Operator with basis-independent trace but which is not trace class

Question

Let $A$ be a trace-class operator on a separable Hilbert space $H$. By definition, this means that the quantity $$\sum_i\langle|A|e_i,e_i\rangle$$ is finite, where $\{e_i\}_i$ is an orthonormal basis of $H$.

This has the consequence that the trace of $A$, $$\sum_i\langle Ae_i,e_i\rangle,$$ is well-defined in the sense that it is independent of the choice of orthonormal basis, as well as the ordering of elements within a basis.

I'm wondering if the converse is true, i.e. whether having a well-defined trace in the above sense implies that $A$ is trace class. Equivalently:

Question: Is there a bounded operator $T$ on $H$ that is not trace-class, yet $\sum_i\langle Te_i,e_i\rangle$ is well-defined independent of the choice of orthonormal basis $\{e_i\}_i$ and of reordering of basis elements?

Answer 1

Consider an operator $A$ for which $$\sum_i\langle Ae_i,e_i\rangle $$ is well-defined and finite for all orthonormal bases of $H$.

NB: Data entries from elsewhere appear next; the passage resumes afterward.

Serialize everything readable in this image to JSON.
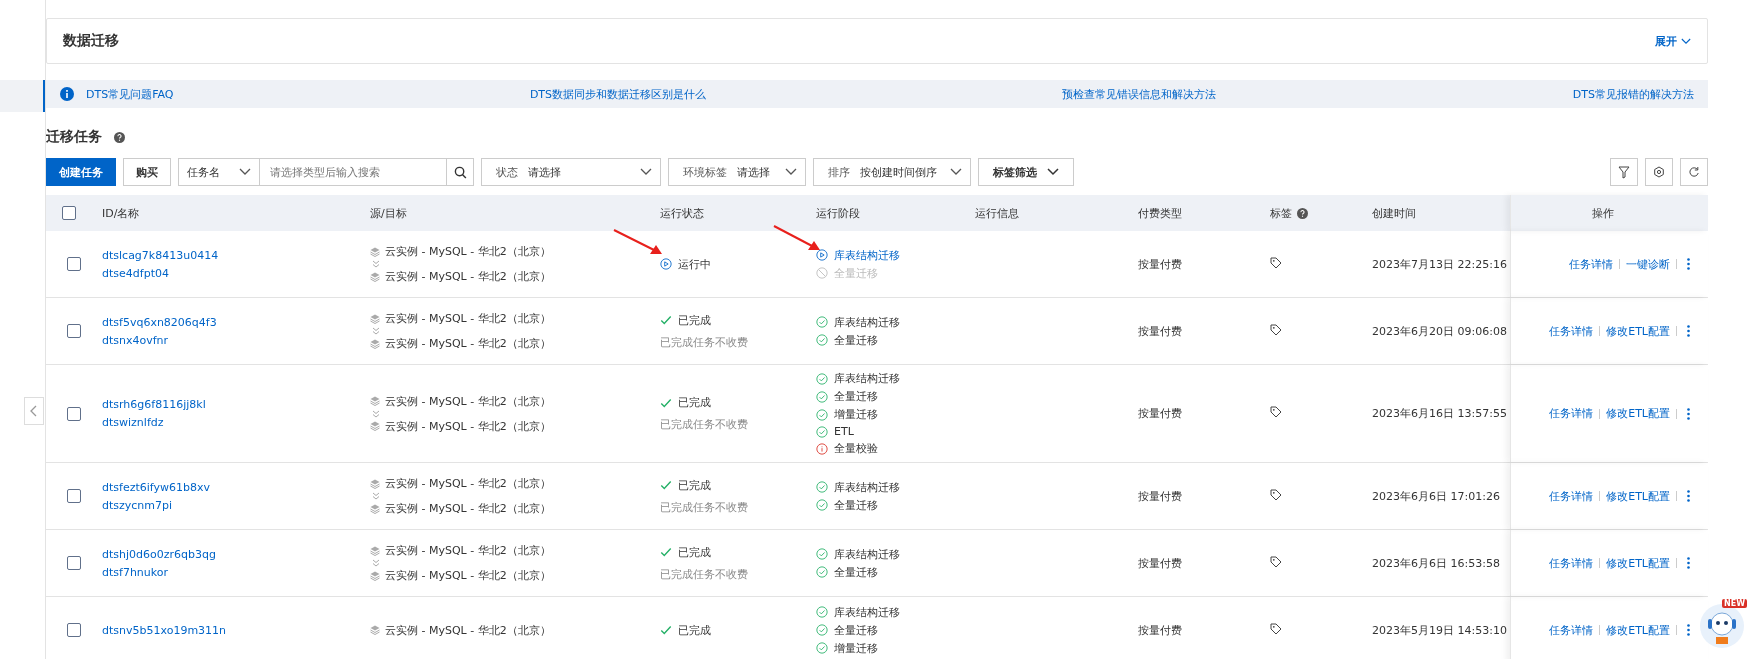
{
  "panel": {
    "title": "数据迁移",
    "toggle": "展开"
  },
  "links": [
    "DTS常见问题FAQ",
    "DTS数据同步和数据迁移区别是什么",
    "预检查常见错误信息和解决方法",
    "DTS常见报错的解决方法"
  ],
  "section": {
    "title": "迁移任务"
  },
  "toolbar": {
    "create": "创建任务",
    "buy": "购买",
    "search_type": "任务名",
    "search_placeholder": "请选择类型后输入搜索",
    "filters": [
      {
        "label": "状态",
        "value": "请选择"
      },
      {
        "label": "环境标签",
        "value": "请选择"
      },
      {
        "label": "排序",
        "value": "按创建时间倒序"
      }
    ],
    "tag_filter": "标签筛选"
  },
  "table": {
    "all_checked": false,
    "columns": [
      {
        "label": "ID/名称",
        "help": false
      },
      {
        "label": "源/目标",
        "help": false
      },
      {
        "label": "运行状态",
        "help": false
      },
      {
        "label": "运行阶段",
        "help": false
      },
      {
        "label": "运行信息",
        "help": false
      },
      {
        "label": "付费类型",
        "help": false
      },
      {
        "label": "标签",
        "help": true
      },
      {
        "label": "创建时间",
        "help": false
      },
      {
        "label": "操作",
        "help": false
      }
    ],
    "rows": [
      {
        "checked": false,
        "id": "dtslcag7k8413u0414",
        "name": "dtse4dfpt04",
        "source": "云实例 - MySQL - 华北2（北京）",
        "target": "云实例 - MySQL - 华北2（北京）",
        "status": {
          "kind": "running",
          "label": "运行中"
        },
        "stages": [
          {
            "kind": "running",
            "label": "库表结构迁移"
          },
          {
            "kind": "pending",
            "label": "全量迁移"
          }
        ],
        "billing": "按量付费",
        "created": "2023年7月13日 22:25:16",
        "actions": [
          "任务详情",
          "一键诊断"
        ]
      },
      {
        "checked": false,
        "id": "dtsf5vq6xn8206q4f3",
        "name": "dtsnx4ovfnr",
        "source": "云实例 - MySQL - 华北2（北京）",
        "target": "云实例 - MySQL - 华北2（北京）",
        "status": {
          "kind": "done",
          "label": "已完成",
          "note": "已完成任务不收费"
        },
        "stages": [
          {
            "kind": "done",
            "label": "库表结构迁移"
          },
          {
            "kind": "done",
            "label": "全量迁移"
          }
        ],
        "billing": "按量付费",
        "created": "2023年6月20日 09:06:08",
        "actions": [
          "任务详情",
          "修改ETL配置"
        ]
      },
      {
        "checked": false,
        "id": "dtsrh6g6f8116jj8kl",
        "name": "dtswiznlfdz",
        "source": "云实例 - MySQL - 华北2（北京）",
        "target": "云实例 - MySQL - 华北2（北京）",
        "status": {
          "kind": "done",
          "label": "已完成",
          "note": "已完成任务不收费"
        },
        "stages": [
          {
            "kind": "done",
            "label": "库表结构迁移"
          },
          {
            "kind": "done",
            "label": "全量迁移"
          },
          {
            "kind": "done",
            "label": "增量迁移"
          },
          {
            "kind": "done",
            "label": "ETL"
          },
          {
            "kind": "error",
            "label": "全量校验"
          }
        ],
        "billing": "按量付费",
        "created": "2023年6月16日 13:57:55",
        "actions": [
          "任务详情",
          "修改ETL配置"
        ]
      },
      {
        "checked": false,
        "id": "dtsfezt6ifyw61b8xv",
        "name": "dtszycnm7pi",
        "source": "云实例 - MySQL - 华北2（北京）",
        "target": "云实例 - MySQL - 华北2（北京）",
        "status": {
          "kind": "done",
          "label": "已完成",
          "note": "已完成任务不收费"
        },
        "stages": [
          {
            "kind": "done",
            "label": "库表结构迁移"
          },
          {
            "kind": "done",
            "label": "全量迁移"
          }
        ],
        "billing": "按量付费",
        "created": "2023年6月6日 17:01:26",
        "actions": [
          "任务详情",
          "修改ETL配置"
        ]
      },
      {
        "checked": false,
        "id": "dtshj0d6o0zr6qb3qg",
        "name": "dtsf7hnukor",
        "source": "云实例 - MySQL - 华北2（北京）",
        "target": "云实例 - MySQL - 华北2（北京）",
        "status": {
          "kind": "done",
          "label": "已完成",
          "note": "已完成任务不收费"
        },
        "stages": [
          {
            "kind": "done",
            "label": "库表结构迁移"
          },
          {
            "kind": "done",
            "label": "全量迁移"
          }
        ],
        "billing": "按量付费",
        "created": "2023年6月6日 16:53:58",
        "actions": [
          "任务详情",
          "修改ETL配置"
        ]
      },
      {
        "checked": false,
        "id": "dtsnv5b51xo19m311n",
        "source": "云实例 - MySQL - 华北2（北京）",
        "status": {
          "kind": "done",
          "label": "已完成"
        },
        "stages": [
          {
            "kind": "done",
            "label": "库表结构迁移"
          },
          {
            "kind": "done",
            "label": "全量迁移"
          },
          {
            "kind": "done",
            "label": "增量迁移"
          }
        ],
        "billing": "按量付费",
        "created": "2023年5月19日 14:53:10",
        "actions": [
          "任务详情",
          "修改ETL配置"
        ]
      }
    ]
  },
  "assistant": {
    "badge": "NEW"
  }
}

Assume that one of these traces is only conditionally convergent. Then, by the Riemann rearrangement theorem, you would be able to find a rearrangement of your basis for which the trace would diverge (got this argument from Robert Israel's answer to the following post: Which (non-trace class) operators have a well-defined trace (if any)?)

This means that all these traces need to be absolutely convergent, which is actually equivalent to $A$ being trace-class by the accepted answer of this post: Absolut convergence implies being in trace class.

In other words, if all these traces exist finite, then they are all absolutely convergent, which then implies that the operator was trace class and that they were all equal.